Part of the outrage stems from Israel's socialist roots and the belief that a workplace has a special obligation to protect its employees. The anger is especially profound because Teva is affectionately referred to as "Israel's company."
"It's like our national carrier. To work for Teva is a badge of honor among Israelis," said Dror Strum, head of the Israeli Institute for Economic Planning. "The general feeling is that Teva owes us because we backed it and helped it flourish. This feels like some kind of treason."
The restructuring "brings capitalism to its most blunt edge" and feels like a "slap to the face" to those Israelis who supported the company for so long, Strum said.
Adding to the sense of betrayal, the state comptroller, a government watchdog agency, published a scathing report showing years of preferential treatment for Teva.
The report said Teva got tax breaks of nearly 12 billion shekels, or $3.4 billion, between 2006 and 2011. That amounted to more than a third of all tax breaks given to Israeli corporations.
"Billions of shekels were given to companies without any special demands of them," wrote comptroller Joseph Shapira. "It is unreasonable that while part of the population struggles under the burden on taxes and the cost of living, huge companies enjoy sweeping exemptions."

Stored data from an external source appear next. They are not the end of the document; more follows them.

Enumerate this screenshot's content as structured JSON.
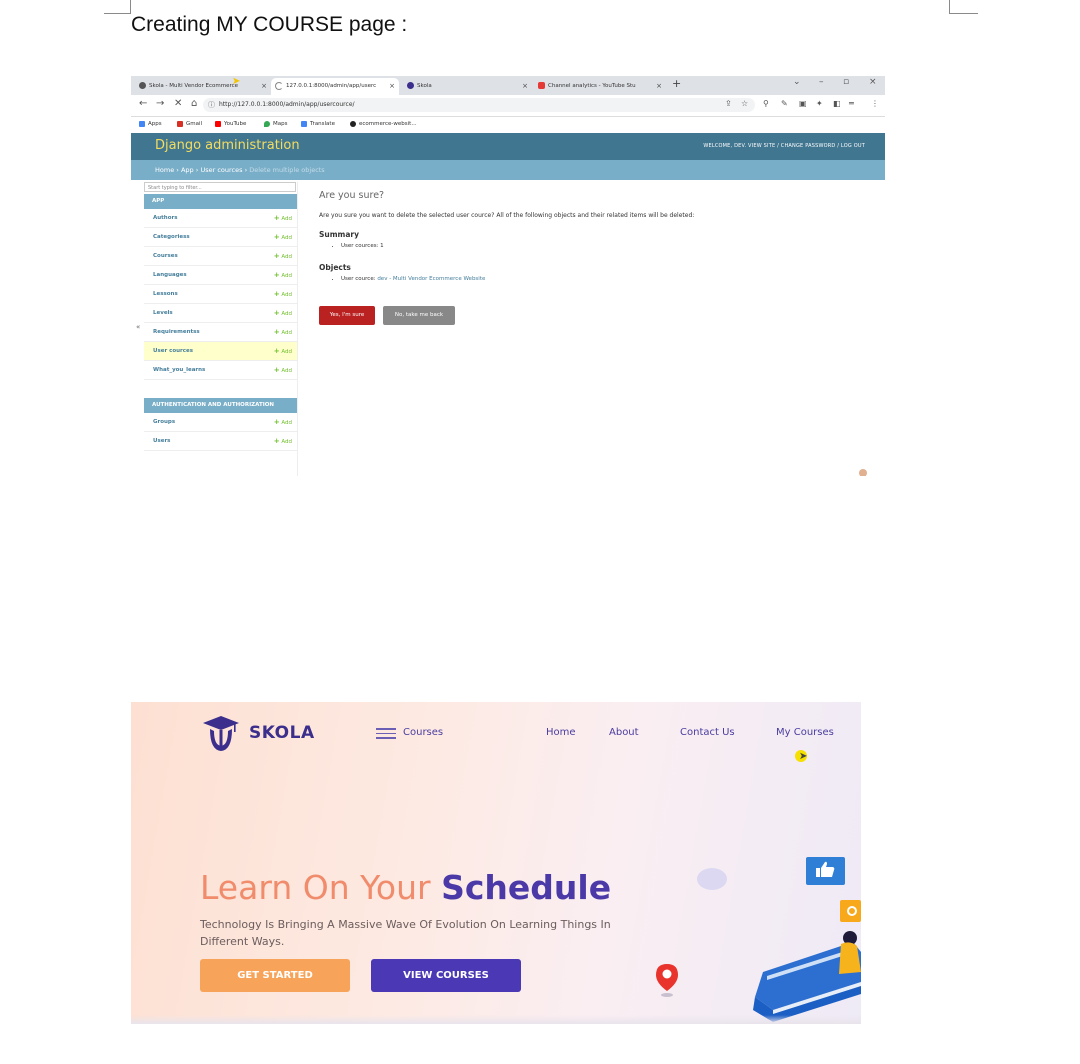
{
  "document": {
    "heading": "Creating MY COURSE page :"
  },
  "browser": {
    "tabs": [
      {
        "title": "Skola - Multi Vendor Ecommerce",
        "icon_color": "#555555"
      },
      {
        "title": "127.0.0.1:8000/admin/app/userc",
        "icon_color": "#888888"
      },
      {
        "title": "Skola",
        "icon_color": "#3b2e8c"
      },
      {
        "title": "Channel analytics - YouTube Stu",
        "icon_color": "#e53935"
      }
    ],
    "close_glyph": "×",
    "new_tab": "+",
    "window_controls": [
      "⌄",
      "–",
      "▫",
      "×"
    ],
    "url": "http://127.0.0.1:8000/admin/app/usercource/",
    "bookmarks": [
      {
        "label": "Apps",
        "color": "#4285f4"
      },
      {
        "label": "Gmail",
        "color": "#d93025"
      },
      {
        "label": "YouTube",
        "color": "#ff0000"
      },
      {
        "label": "Maps",
        "color": "#34a853"
      },
      {
        "label": "Translate",
        "color": "#4285f4"
      },
      {
        "label": "ecommerce-websit...",
        "color": "#222222"
      }
    ]
  },
  "django": {
    "site_title": "Django administration",
    "user_tools": "WELCOME, DEV. VIEW SITE / CHANGE PASSWORD / LOG OUT",
    "breadcrumbs": {
      "home": "Home",
      "app": "App",
      "model": "User cources",
      "current": "Delete multiple objects",
      "sep": "›"
    },
    "filter_placeholder": "Start typing to filter...",
    "collapse_glyph": "«",
    "modules": [
      {
        "caption": "APP",
        "rows": [
          {
            "label": "Authors",
            "selected": false
          },
          {
            "label": "Categoriess",
            "selected": false
          },
          {
            "label": "Courses",
            "selected": false
          },
          {
            "label": "Languages",
            "selected": false
          },
          {
            "label": "Lessons",
            "selected": false
          },
          {
            "label": "Levels",
            "selected": false
          },
          {
            "label": "Requirementss",
            "selected": false
          },
          {
            "label": "User cources",
            "selected": true
          },
          {
            "label": "What_you_learns",
            "selected": false
          }
        ]
      },
      {
        "caption": "AUTHENTICATION AND AUTHORIZATION",
        "rows": [
          {
            "label": "Groups",
            "selected": false
          },
          {
            "label": "Users",
            "selected": false
          }
        ]
      }
    ],
    "add_label": "Add",
    "heading": "Are you sure?",
    "confirm_text": "Are you sure you want to delete the selected user cource? All of the following objects and their related items will be deleted:",
    "summary_title": "Summary",
    "summary_item": "User cources: 1",
    "objects_title": "Objects",
    "object_prefix": "User cource:",
    "object_link": "dev - Multi Vendor Ecommerce Website",
    "yes_button": "Yes, I'm sure",
    "no_button": "No, take me back"
  },
  "skola": {
    "brand": "SKOLA",
    "menu_label": "Courses",
    "nav": [
      {
        "label": "Home"
      },
      {
        "label": "About"
      },
      {
        "label": "Contact Us"
      },
      {
        "label": "My Courses"
      }
    ],
    "headline_part1": "Learn On Your",
    "headline_part2": "Schedule",
    "subtitle": "Technology Is Bringing A Massive Wave Of Evolution On Learning Things In Different Ways.",
    "get_started": "GET STARTED",
    "view_courses": "VIEW COURSES",
    "colors": {
      "brand": "#3b2e8c",
      "accent_orange": "#f7a45a",
      "accent_purple": "#4a38b4"
    }
  }
}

The company did not respond to repeated requests for comment.
Teva, which reported a second quarter loss of $452 million, said in its announcement that it expects to save about $2 billion annually by the end of 2017. The move sent the company's U.S.-traded shares up nearly 3 percent.

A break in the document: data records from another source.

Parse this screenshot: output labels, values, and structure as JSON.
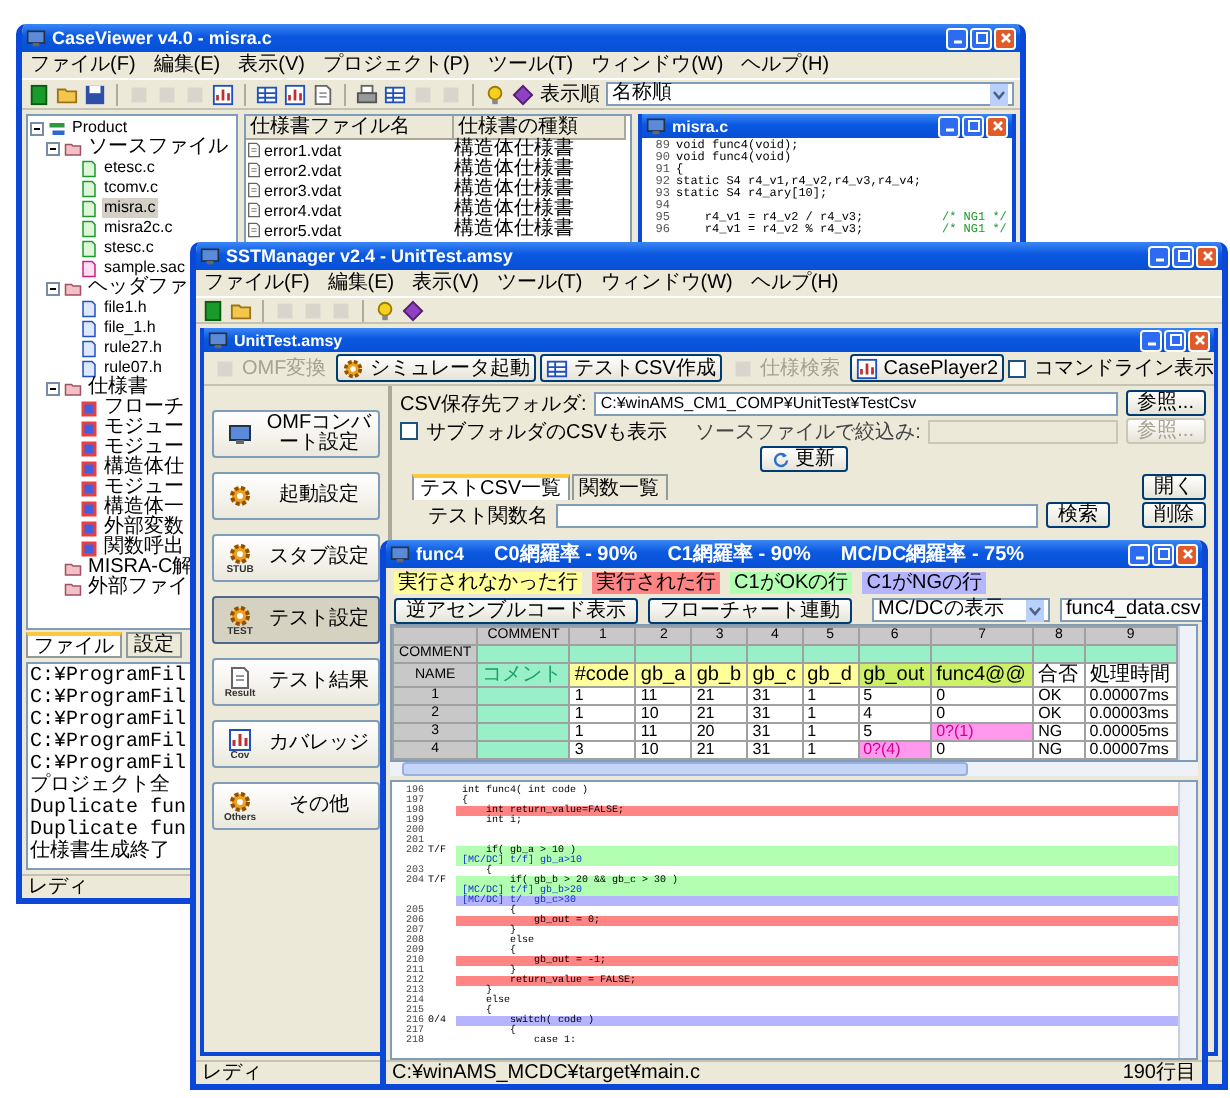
{
  "case_viewer": {
    "title": "CaseViewer v4.0 - misra.c",
    "menu": [
      "ファイル(F)",
      "編集(E)",
      "表示(V)",
      "プロジェクト(P)",
      "ツール(T)",
      "ウィンドウ(W)",
      "ヘルプ(H)"
    ],
    "sort": {
      "label": "表示順",
      "value": "名称順"
    },
    "tree": [
      {
        "label": "Product",
        "kind": "project",
        "expanded": true,
        "selected": false,
        "children": [
          {
            "label": "ソースファイル",
            "kind": "folder",
            "expanded": true,
            "selected": false,
            "children": [
              {
                "label": "etesc.c",
                "kind": "source",
                "selected": false
              },
              {
                "label": "tcomv.c",
                "kind": "source",
                "selected": false
              },
              {
                "label": "misra.c",
                "kind": "source",
                "selected": true
              },
              {
                "label": "misra2c.c",
                "kind": "source",
                "selected": false
              },
              {
                "label": "stesc.c",
                "kind": "source",
                "selected": false
              },
              {
                "label": "sample.sac",
                "kind": "sample",
                "selected": false
              }
            ]
          },
          {
            "label": "ヘッダファ",
            "kind": "folder",
            "expanded": true,
            "selected": false,
            "children": [
              {
                "label": "file1.h",
                "kind": "header",
                "selected": false
              },
              {
                "label": "file_1.h",
                "kind": "header",
                "selected": false
              },
              {
                "label": "rule27.h",
                "kind": "header",
                "selected": false
              },
              {
                "label": "rule07.h",
                "kind": "header",
                "selected": false
              }
            ]
          },
          {
            "label": "仕様書",
            "kind": "folder",
            "expanded": true,
            "selected": false,
            "children": [
              {
                "label": "フローチ",
                "kind": "spec",
                "selected": false
              },
              {
                "label": "モジュー",
                "kind": "spec",
                "selected": false
              },
              {
                "label": "モジュー",
                "kind": "spec",
                "selected": false
              },
              {
                "label": "構造体仕",
                "kind": "spec",
                "selected": false
              },
              {
                "label": "モジュー",
                "kind": "spec",
                "selected": false
              },
              {
                "label": "構造体一",
                "kind": "spec",
                "selected": false
              },
              {
                "label": "外部変数",
                "kind": "spec",
                "selected": false
              },
              {
                "label": "関数呼出",
                "kind": "spec",
                "selected": false
              }
            ]
          },
          {
            "label": "MISRA-C解",
            "kind": "folder",
            "selected": false
          },
          {
            "label": "外部ファイ",
            "kind": "folder",
            "selected": false
          }
        ]
      }
    ],
    "spec_list": {
      "columns": [
        "仕様書ファイル名",
        "仕様書の種類"
      ],
      "rows": [
        [
          "error1.vdat",
          "構造体仕様書"
        ],
        [
          "error2.vdat",
          "構造体仕様書"
        ],
        [
          "error3.vdat",
          "構造体仕様書"
        ],
        [
          "error4.vdat",
          "構造体仕様書"
        ],
        [
          "error5.vdat",
          "構造体仕様書"
        ]
      ]
    },
    "editor": {
      "title": "misra.c",
      "lines": [
        {
          "number": "89",
          "code": "void func4(void);"
        },
        {
          "number": "90",
          "code": "void func4(void)"
        },
        {
          "number": "91",
          "code": "{"
        },
        {
          "number": "92",
          "code": "static S4 r4_v1,r4_v2,r4_v3,r4_v4;"
        },
        {
          "number": "93",
          "code": "static S4 r4_ary[10];"
        },
        {
          "number": "94"
        },
        {
          "number": "95",
          "code": "    r4_v1 = r4_v2 / r4_v3;",
          "comment": "/* NG1 */"
        },
        {
          "number": "96",
          "code": "    r4_v1 = r4_v2 % r4_v3;",
          "comment": "/* NG1 */"
        }
      ]
    },
    "bottom_tabs": [
      {
        "label": "ファイル",
        "selected": true
      },
      {
        "label": "設定",
        "selected": false
      }
    ],
    "log": [
      "C:¥ProgramFil",
      "C:¥ProgramFil",
      "C:¥ProgramFil",
      "C:¥ProgramFil",
      "C:¥ProgramFil",
      "プロジェクト全",
      "Duplicate fun",
      "Duplicate fun",
      "仕様書生成終了"
    ],
    "status": "レディ"
  },
  "sst_manager": {
    "title": "SSTManager v2.4 - UnitTest.amsy",
    "menu": [
      "ファイル(F)",
      "編集(E)",
      "表示(V)",
      "ツール(T)",
      "ウィンドウ(W)",
      "ヘルプ(H)"
    ],
    "child_title": "UnitTest.amsy",
    "toolbar": [
      {
        "label": "OMF変換",
        "disabled": true
      },
      {
        "label": "シミュレータ起動",
        "disabled": false
      },
      {
        "label": "テストCSV作成",
        "disabled": false
      },
      {
        "label": "仕様検索",
        "disabled": true
      },
      {
        "label": "CasePlayer2",
        "disabled": false
      }
    ],
    "command_line": {
      "label": "コマンドライン表示",
      "checked": false
    },
    "side_buttons": [
      {
        "label": "OMFコンバート設定",
        "selected": false
      },
      {
        "label": "起動設定",
        "selected": false
      },
      {
        "label": "スタブ設定",
        "icon_text": "STUB",
        "selected": false
      },
      {
        "label": "テスト設定",
        "icon_text": "TEST",
        "selected": true
      },
      {
        "label": "テスト結果",
        "icon_text": "Result",
        "selected": false
      },
      {
        "label": "カバレッジ",
        "icon_text": "Cov",
        "selected": false
      },
      {
        "label": "その他",
        "icon_text": "Others",
        "selected": false
      }
    ],
    "csv_folder": {
      "label": "CSV保存先フォルダ:",
      "value": "C:¥winAMS_CM1_COMP¥UnitTest¥TestCsv",
      "button": "参照..."
    },
    "subfolder": {
      "label": "サブフォルダのCSVも表示",
      "checked": false
    },
    "source_filter": {
      "label": "ソースファイルで絞込み:",
      "button": "参照...",
      "disabled": true
    },
    "update_button": "更新",
    "tabs": [
      {
        "label": "テストCSV一覧",
        "selected": true
      },
      {
        "label": "関数一覧",
        "selected": false
      }
    ],
    "open_button": "開く",
    "test_function": {
      "label": "テスト関数名",
      "button": "検索"
    },
    "delete_button": "削除",
    "status": "レディ"
  },
  "coverage": {
    "title": "func4",
    "rates": [
      "C0網羅率 - 90%",
      "C1網羅率 - 90%",
      "MC/DC網羅率 - 75%"
    ],
    "legend": [
      {
        "label": "実行されなかった行",
        "kind": "not_executed"
      },
      {
        "label": "実行された行",
        "kind": "executed"
      },
      {
        "label": "C1がOKの行",
        "kind": "c1_ok"
      },
      {
        "label": "C1がNGの行",
        "kind": "c1_ng"
      }
    ],
    "buttons": [
      "逆アセンブルコード表示",
      "フローチャート連動"
    ],
    "dropdowns": [
      "MC/DCの表示",
      "func4_data.csv"
    ],
    "table": {
      "columns": [
        "COMMENT",
        "1",
        "2",
        "3",
        "4",
        "5",
        "6",
        "7",
        "8",
        "9"
      ],
      "rows": [
        {
          "header": "COMMENT",
          "kind": "comment"
        },
        {
          "header": "NAME",
          "kind": "names",
          "comment": "コメント",
          "cells": [
            {
              "text": "#code",
              "kind": "input"
            },
            {
              "text": "gb_a",
              "kind": "input"
            },
            {
              "text": "gb_b",
              "kind": "input"
            },
            {
              "text": "gb_c",
              "kind": "input"
            },
            {
              "text": "gb_d",
              "kind": "input"
            },
            {
              "text": "gb_out",
              "kind": "output"
            },
            {
              "text": "func4@@",
              "kind": "output"
            },
            {
              "text": "合否",
              "kind": "result"
            },
            {
              "text": "処理時間",
              "kind": "result"
            }
          ]
        },
        {
          "header": "1",
          "kind": "data",
          "cells": [
            {
              "text": "1",
              "mismatch": false
            },
            {
              "text": "11",
              "mismatch": false
            },
            {
              "text": "21",
              "mismatch": false
            },
            {
              "text": "31",
              "mismatch": false
            },
            {
              "text": "1",
              "mismatch": false
            },
            {
              "text": "5",
              "mismatch": false
            },
            {
              "text": "0",
              "mismatch": false
            },
            {
              "text": "OK",
              "mismatch": false
            },
            {
              "text": "0.00007ms",
              "mismatch": false
            }
          ]
        },
        {
          "header": "2",
          "kind": "data",
          "cells": [
            {
              "text": "1",
              "mismatch": false
            },
            {
              "text": "10",
              "mismatch": false
            },
            {
              "text": "21",
              "mismatch": false
            },
            {
              "text": "31",
              "mismatch": false
            },
            {
              "text": "1",
              "mismatch": false
            },
            {
              "text": "4",
              "mismatch": false
            },
            {
              "text": "0",
              "mismatch": false
            },
            {
              "text": "OK",
              "mismatch": false
            },
            {
              "text": "0.00003ms",
              "mismatch": false
            }
          ]
        },
        {
          "header": "3",
          "kind": "data",
          "cells": [
            {
              "text": "1",
              "mismatch": false
            },
            {
              "text": "11",
              "mismatch": false
            },
            {
              "text": "20",
              "mismatch": false
            },
            {
              "text": "31",
              "mismatch": false
            },
            {
              "text": "1",
              "mismatch": false
            },
            {
              "text": "5",
              "mismatch": false
            },
            {
              "text": "0?(1)",
              "mismatch": true
            },
            {
              "text": "NG",
              "mismatch": false
            },
            {
              "text": "0.00005ms",
              "mismatch": false
            }
          ]
        },
        {
          "header": "4",
          "kind": "data",
          "cells": [
            {
              "text": "3",
              "mismatch": false
            },
            {
              "text": "10",
              "mismatch": false
            },
            {
              "text": "21",
              "mismatch": false
            },
            {
              "text": "31",
              "mismatch": false
            },
            {
              "text": "1",
              "mismatch": false
            },
            {
              "text": "0?(4)",
              "mismatch": true
            },
            {
              "text": "0",
              "mismatch": false
            },
            {
              "text": "NG",
              "mismatch": false
            },
            {
              "text": "0.00007ms",
              "mismatch": false
            }
          ]
        }
      ]
    },
    "code": [
      {
        "number": "196",
        "code": "int func4( int code )",
        "kind": "plain"
      },
      {
        "number": "197",
        "code": "{",
        "kind": "plain"
      },
      {
        "number": "198",
        "code": "    int return_value=FALSE;",
        "kind": "executed"
      },
      {
        "number": "199",
        "code": "    int i;",
        "kind": "plain"
      },
      {
        "number": "200",
        "kind": "plain"
      },
      {
        "number": "201",
        "kind": "plain"
      },
      {
        "number": "202",
        "branch": "T/F",
        "code": "    if( gb_a > 10 )",
        "kind": "c1_ok"
      },
      {
        "code": "[MC/DC] t/f] gb_a>10",
        "kind": "c1_ok"
      },
      {
        "number": "203",
        "code": "    {",
        "kind": "plain"
      },
      {
        "number": "204",
        "branch": "T/F",
        "code": "        if( gb_b > 20 && gb_c > 30 )",
        "kind": "c1_ok"
      },
      {
        "code": "[MC/DC] t/f] gb_b>20",
        "kind": "c1_ok"
      },
      {
        "code": "[MC/DC] t/  gb_c>30",
        "kind": "c1_ng"
      },
      {
        "number": "205",
        "code": "        {",
        "kind": "plain"
      },
      {
        "number": "206",
        "code": "            gb_out = 0;",
        "kind": "executed"
      },
      {
        "number": "207",
        "code": "        }",
        "kind": "plain"
      },
      {
        "number": "208",
        "code": "        else",
        "kind": "plain"
      },
      {
        "number": "209",
        "code": "        {",
        "kind": "plain"
      },
      {
        "number": "210",
        "code": "            gb_out = -1;",
        "kind": "executed"
      },
      {
        "number": "211",
        "code": "        }",
        "kind": "plain"
      },
      {
        "number": "212",
        "code": "        return_value = FALSE;",
        "kind": "executed"
      },
      {
        "number": "213",
        "code": "    }",
        "kind": "plain"
      },
      {
        "number": "214",
        "code": "    else",
        "kind": "plain"
      },
      {
        "number": "215",
        "code": "    {",
        "kind": "plain"
      },
      {
        "number": "216",
        "branch": "0/4",
        "code": "        switch( code )",
        "kind": "c1_ng"
      },
      {
        "number": "217",
        "code": "        {",
        "kind": "plain"
      },
      {
        "number": "218",
        "code": "            case 1:",
        "kind": "plain"
      }
    ],
    "status": {
      "path": "C:¥winAMS_MCDC¥target¥main.c",
      "line": "190行目"
    }
  }
}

But in the hearts of Israelis, its stock plummeted.
"Teva claims to be a moral company. If you are moral, you should consider that once you get a tax break that means that you cannot fire people in Israel unless it's the last resort. But as far as I can see, and I've seen some figures, this is not the last resort," said Karin Alharrar, a lawmaker from the centrist Yesh Atid party. "They have let us down."

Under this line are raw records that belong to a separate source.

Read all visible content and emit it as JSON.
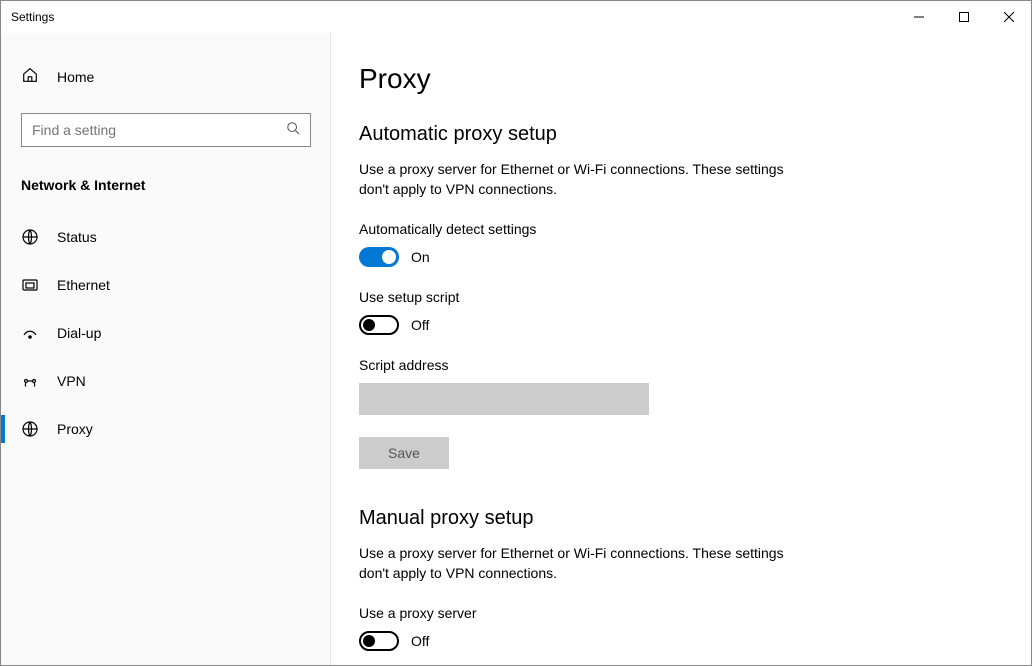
{
  "window": {
    "title": "Settings"
  },
  "sidebar": {
    "home": "Home",
    "search_placeholder": "Find a setting",
    "section": "Network & Internet",
    "items": [
      {
        "label": "Status"
      },
      {
        "label": "Ethernet"
      },
      {
        "label": "Dial-up"
      },
      {
        "label": "VPN"
      },
      {
        "label": "Proxy"
      }
    ]
  },
  "page": {
    "title": "Proxy",
    "auto": {
      "heading": "Automatic proxy setup",
      "desc": "Use a proxy server for Ethernet or Wi-Fi connections. These settings don't apply to VPN connections.",
      "detect_label": "Automatically detect settings",
      "detect_state": "On",
      "script_label": "Use setup script",
      "script_state": "Off",
      "address_label": "Script address",
      "address_value": "",
      "save": "Save"
    },
    "manual": {
      "heading": "Manual proxy setup",
      "desc": "Use a proxy server for Ethernet or Wi-Fi connections. These settings don't apply to VPN connections.",
      "use_label": "Use a proxy server",
      "use_state": "Off"
    }
  }
}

The company dates back to 1901, when its founders launched a small importer of medications. According to the company website, it began producing drugs in the 1930s and became known as Teva Pharmaceutical Industries in 1976.
Its late CEO, Eli Hurwitz, ran the company from 1976 to 2002 and received Israel's highest award for lifetime achievement. Teva's aggressive expansion included acquisitions around the globe and patent challenges.
Its takeover of Ivax Corp. in 2005 and Barr Pharmaceuticals in 2008 for about $7.4 billion each were the biggest by an Israeli company and cemented Teva's position as the world's largest producer of generic drugs.
The company also branched out into developing branded drugs, including Copaxone, developed in Israel for the treatment of multiple sclerosis. It also has a patent on Azilect, a treatment for Parkinson's disease. It is the largest company on the Tel Aviv Stock Exchange and a widely held Israeli share on the Nasdaq Stock Market.
South African executive Jeremy Levin took over as CEO last year and its current chairman, Phillip Frost, is American, raising fears that Teva's historic link to Israel will weaken.
Headquartered in Israel, Teva employs about 46,000 people worldwide, and most of its income is generated overseas. It has roughly 7,400 employees in Israel, according to its 2012 annual report.
Yachimovich, the opposition leader, directed much of her wrath at Levin, who reportedly earns more than $3 million a year. Teva does not disclose the salaries of its top executives.
"Leave here, call Jeremy Levin," Yachimovich said, looking at the prime minister. "Tell him—don't ask him, tell him—that he is not firing even one Israeli employee from Teva. Not a contractor, not an employee, nothing, no one."
Ravit Hecht, a columnist for the Haaretz daily, said the cutbacks should be "a wake-up call for anyone who is still engrossed in some patriotic romantic dream."
"It's just another company in a capitalist world," she wrote. "Teva doesn't represent Israel but itself and its shareholders, and it is no longer interested in the role of national icon. ... In the Israel of 2013 ... economic viability takes precedence over all else, including national sentiment."